We will often want to see these values as proportions rather than counts. For example, we may be interested in the proportion of women and men that survived. As for value_counts above, we use the normalize keyword to ask for proportions. This time we have to specify the direction that Pandas should use for the proportion. We could be interested in the proportion across the column (proportions of male and female passengers within the yes “survived” category, likewise for the no category). More likely, in this case, we will be interested in proportions across the row (proportion who survived within male category, proportion who survived within female category). We give Pandas this information with the value for the normalize keyword argument. Pandas uses the term index to refer to the rows. Remember, Pandas also uses the term index for the row labels.

# Cross-tabulation of proportions for 'gender' (rows) by 'survived' (columns).
# Proportions are over the row.
pd.crosstab(df['gender'], df['survived'], normalize='index')
survived no yes
gender
female 0.272109 0.727891
male 0.806995 0.193005

We could also ask for the proportions over the columns.

# Cross-tabulation of proportions for 'gender' (rows) by 'survived' (columns).
# Proportions are over the column.
pd.crosstab(df['gender'], df['survived'], normalize='columns')
survived no yes
gender
female 0.161507 0.682979
male 0.838493 0.317021

Of course, the arguments we are passing to pd.crosstab are Pandas Series. We can pass any Pandas series as our row or column specification.

For example, we might want to make a new Series that categorizes passengers as male, female or child. We can use that Series as an argument to pd.crosstab.

mwc = df['gender'].copy()  # Copy-right!
mwc[df['age'] <= 16] = 'child'
pd.crosstab(mwc, df['survived'], normalize='index')
survived no yes
gender
child 0.467153 0.532847
female 0.257979 0.742021
male 0.831429 0.168571

Three-way tables (or four …)

Another factor that we know was in play was passenger class. For various reasons, first class passengers, in particular, got better access to the lifeboats than passengers in other classes. This adds a further factor that might explain the numbers and proportions that survived.

Now we have two factors (categories) that we think may predict survival - class and gender.

pd.crosstab takes this in its stride. We can just pass a list of Series as our row or column specification.

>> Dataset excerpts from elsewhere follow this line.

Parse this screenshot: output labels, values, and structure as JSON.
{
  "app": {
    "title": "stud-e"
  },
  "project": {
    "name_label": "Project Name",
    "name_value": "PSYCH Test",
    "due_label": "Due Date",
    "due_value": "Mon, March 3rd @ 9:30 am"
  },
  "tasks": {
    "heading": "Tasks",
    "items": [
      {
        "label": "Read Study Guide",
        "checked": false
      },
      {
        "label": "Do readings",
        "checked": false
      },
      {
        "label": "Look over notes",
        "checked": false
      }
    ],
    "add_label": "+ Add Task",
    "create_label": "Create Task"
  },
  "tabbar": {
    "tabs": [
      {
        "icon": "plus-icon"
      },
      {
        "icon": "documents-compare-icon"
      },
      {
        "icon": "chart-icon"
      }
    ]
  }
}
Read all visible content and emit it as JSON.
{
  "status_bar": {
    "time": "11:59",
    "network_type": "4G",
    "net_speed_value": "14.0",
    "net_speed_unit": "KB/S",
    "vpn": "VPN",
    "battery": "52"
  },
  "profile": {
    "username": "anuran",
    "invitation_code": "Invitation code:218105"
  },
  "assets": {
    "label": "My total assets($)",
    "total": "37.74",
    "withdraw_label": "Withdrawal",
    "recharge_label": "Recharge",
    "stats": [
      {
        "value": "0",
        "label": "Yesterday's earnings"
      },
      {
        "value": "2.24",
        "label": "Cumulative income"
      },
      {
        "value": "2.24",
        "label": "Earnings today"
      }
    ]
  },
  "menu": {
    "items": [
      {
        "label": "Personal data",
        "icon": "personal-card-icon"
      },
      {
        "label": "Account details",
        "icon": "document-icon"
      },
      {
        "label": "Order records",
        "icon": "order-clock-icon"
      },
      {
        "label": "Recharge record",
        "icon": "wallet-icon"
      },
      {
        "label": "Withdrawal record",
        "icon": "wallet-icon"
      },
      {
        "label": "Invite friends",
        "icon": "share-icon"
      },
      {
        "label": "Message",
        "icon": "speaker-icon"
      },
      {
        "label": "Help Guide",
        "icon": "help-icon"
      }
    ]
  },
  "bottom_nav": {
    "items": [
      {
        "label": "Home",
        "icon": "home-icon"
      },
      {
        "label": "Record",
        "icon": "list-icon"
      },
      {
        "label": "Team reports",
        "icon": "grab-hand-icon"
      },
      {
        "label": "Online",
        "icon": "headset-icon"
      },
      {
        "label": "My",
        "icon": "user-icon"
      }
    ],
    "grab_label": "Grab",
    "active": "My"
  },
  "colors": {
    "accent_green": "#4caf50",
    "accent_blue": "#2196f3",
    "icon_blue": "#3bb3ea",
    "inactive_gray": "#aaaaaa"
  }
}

# Counts for passengers who survived, broken down by class and male, female,
# child.
categories = [df['class'], mwc]
pd.crosstab(categories, df['survived'])
survived no yes
class gender
1st child 1 8
female 4 124
male 109 55
2nd child 1 25
female 11 77
male 136 13
3rd child 62 40
female 82 78
male 337 50

normalize over the rows will give proportions for each sub-category:

# Proportions surviving in sub-categories of class, male/female/child.
pd.crosstab(categories, df['survived'], normalize='index')
survived no yes
class gender
1st child 0.111111 0.888889
female 0.031250 0.968750
male 0.664634 0.335366
2nd child 0.038462 0.961538
female 0.125000 0.875000
male 0.912752 0.087248
3rd child 0.607843 0.392157
female 0.512500 0.487500
male 0.870801 0.129199

You can specify multiple Series for the columns of the table. Here we just run the equivalent table but reversing the rows and columns:

# Proportions surviving in sub-categories of class, male/female/child,
# with 'survived' in the rows, and the subcategories in the columns.
pd.crosstab(df['survived'], categories, normalize='columns')
class 1st 2nd 3rd
gender child female male child female male child female male
survived
no 0.111111 0.03125 0.664634 0.038462 0.125 0.912752 0.607843 0.5125 0.870801
yes 0.888889 0.96875 0.335366 0.961538 0.875 0.087248 0.392157 0.4875 0.129199

You can specify more than two columns in the row or column arguments, or both. Try experimenting with different arguments.